Cordilleran Section - 115th Annual Meeting - 2019

Paper No. 2-5
Presentation Time: 9:40 AM

REGIONAL TECTONICS AND CONODONT CAIS INDICATE NORMAL BURIAL DEPTHS, NOT MESOZOIC THICKENING, IN THE PEQUOP MOUNTAINS, NE NEVADA


THORMAN, Charles H.1, SANDBERG, Charles A.1, HENRY, Christopher D.2, ZUZA, Andrew V.2 and RESSEL, Michael W.2, (1)Scientist Emeritus, U.S. Geological Survey, Box 25046, MS 973, Denver, CO 80225, (2)Nevada Bureau of Mines and Geology, University of Nevada, Reno, NV 89557

Geobarometic pressures in the Pequop Mts Paleozoic (Pz) metasedimentary rocks, which comprise an eastern segment of the Ruby Mts–East Humboldt Range Metamorphic Core Complex, imply burial more than twice stratigraphic depths. This has led to interpretations that the rocks were duplicated by a regional thrust that is not preserved. However, Triassic strata in eastern NV that would have been in the footwall of this thrust are part of an area having conodont Color-Alteration Index (CAI)s of 1 to 2 over a >51,800 km2 area, indicating burial to only normal stratigraphic depths. CAIs in basal Pz in the Pequops indicate metamorphism under normal stratigraphic depth. Paleozoic strata are continuous down section into regionally metamorphosed greenschist to lower amphibolite, Lower Ordovician to upper Precambrian strata. Conodonts in Ordovician through Permian strata show a normal decrease in temperature from CAIs of 5 (~300°–480°C, Lower Ordovician.) to 3.5–4 (~150°–300°C, Devonian-Mississippian boundary) to 1 to 2 (~50°–140°C, Pennsylvanian & Permian). These regional and local low CAIs in upper Pz and Triassic strata preclude their burial to more than normal stratigraphic depths from thicknesses of overlying Permian to Jurassic sequences in the Pequops and adjacent ranges. This suggests a relatively steep geothermal gradient (~>45°C).

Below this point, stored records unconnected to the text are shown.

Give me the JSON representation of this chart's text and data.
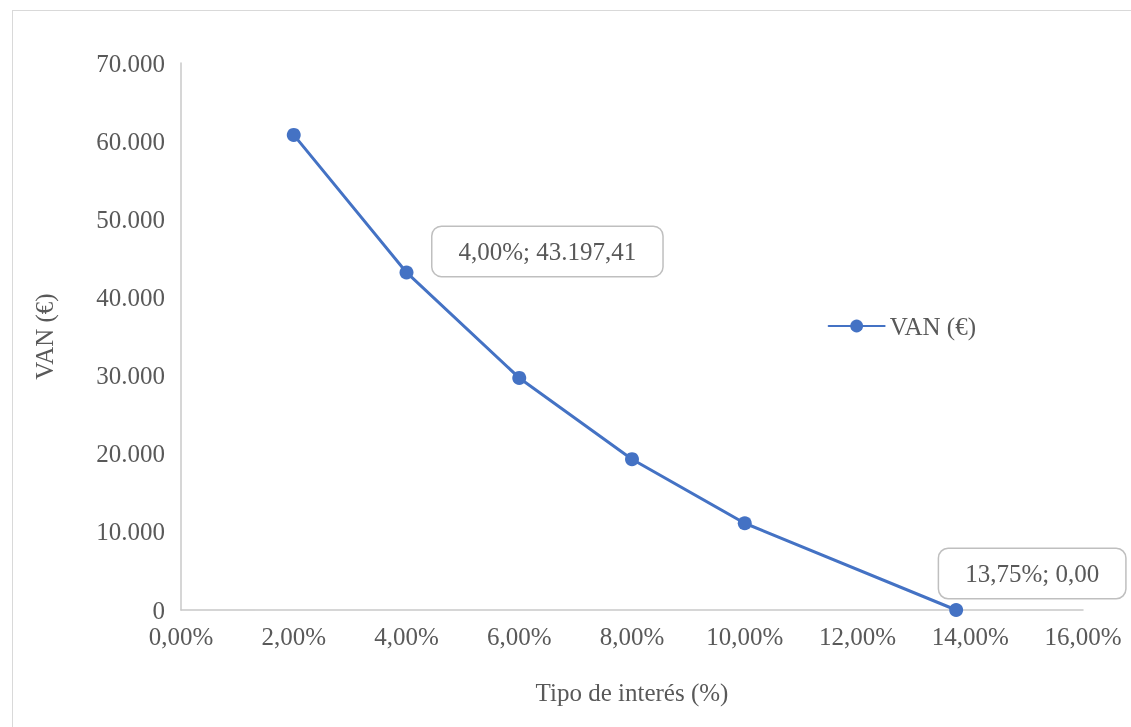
{
  "chart_data": {
    "type": "line",
    "xlabel": "Tipo de interés (%)",
    "ylabel": "VAN (€)",
    "series": [
      {
        "name": "VAN (€)",
        "color": "#4472c4",
        "x": [
          2,
          4,
          6,
          8,
          10,
          13.75
        ],
        "values": [
          60800,
          43197.41,
          29700,
          19300,
          11100,
          0
        ],
        "value_labels": [
          null,
          "4,00%; 43.197,41",
          null,
          null,
          null,
          "13,75%; 0,00"
        ]
      }
    ],
    "xlim": [
      0,
      16
    ],
    "xticks": [
      {
        "value": 0,
        "label": "0,00%"
      },
      {
        "value": 2,
        "label": "2,00%"
      },
      {
        "value": 4,
        "label": "4,00%"
      },
      {
        "value": 6,
        "label": "6,00%"
      },
      {
        "value": 8,
        "label": "8,00%"
      },
      {
        "value": 10,
        "label": "10,00%"
      },
      {
        "value": 12,
        "label": "12,00%"
      },
      {
        "value": 14,
        "label": "14,00%"
      },
      {
        "value": 16,
        "label": "16,00%"
      }
    ],
    "ylim": [
      0,
      70000
    ],
    "yticks": [
      0,
      {
        "value": 10000,
        "label": "10.000"
      },
      {
        "value": 20000,
        "label": "20.000"
      },
      {
        "value": 30000,
        "label": "30.000"
      },
      {
        "value": 40000,
        "label": "40.000"
      },
      {
        "value": 50000,
        "label": "50.000"
      },
      {
        "value": 60000,
        "label": "60.000"
      },
      {
        "value": 70000,
        "label": "70.000"
      }
    ],
    "legend": "right",
    "marker": "circle",
    "line_style": "solid"
  }
}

Hydrothermally altered conodonts at many localities have CAIs ranging from 4.5 to 7 (~250° to >500°C). These are found in deformed rocks and commonly are associated with quartz and calcite veins. Conodonts indicating normal depth of burial temperatures have smooth, shiny surfaces, whereas hydrothermally heated conodonts have granular textured surfaces.

Detailed mapping in the northern Pequops and published maps of adjacent areas demonstrate NW-SE contraction of the Paleozoic-Jurassic rocks. Most small to moderate folds and faults indicate top-to-SE displacement. Intrusion of currently undated, but almost certainly Jurassic (~160 Ma) lamprophyre along a major thrust suggests deformation during the Mid-Jurassic Elko orogeny. A large-scale NW vergent syncline in the southern Pequops and large-scale NW vergent folds in the Wood Hills indicate top-to-NW displacement and may reflect back folding. The relative timing and relation of SE and NW vergence is not well understood.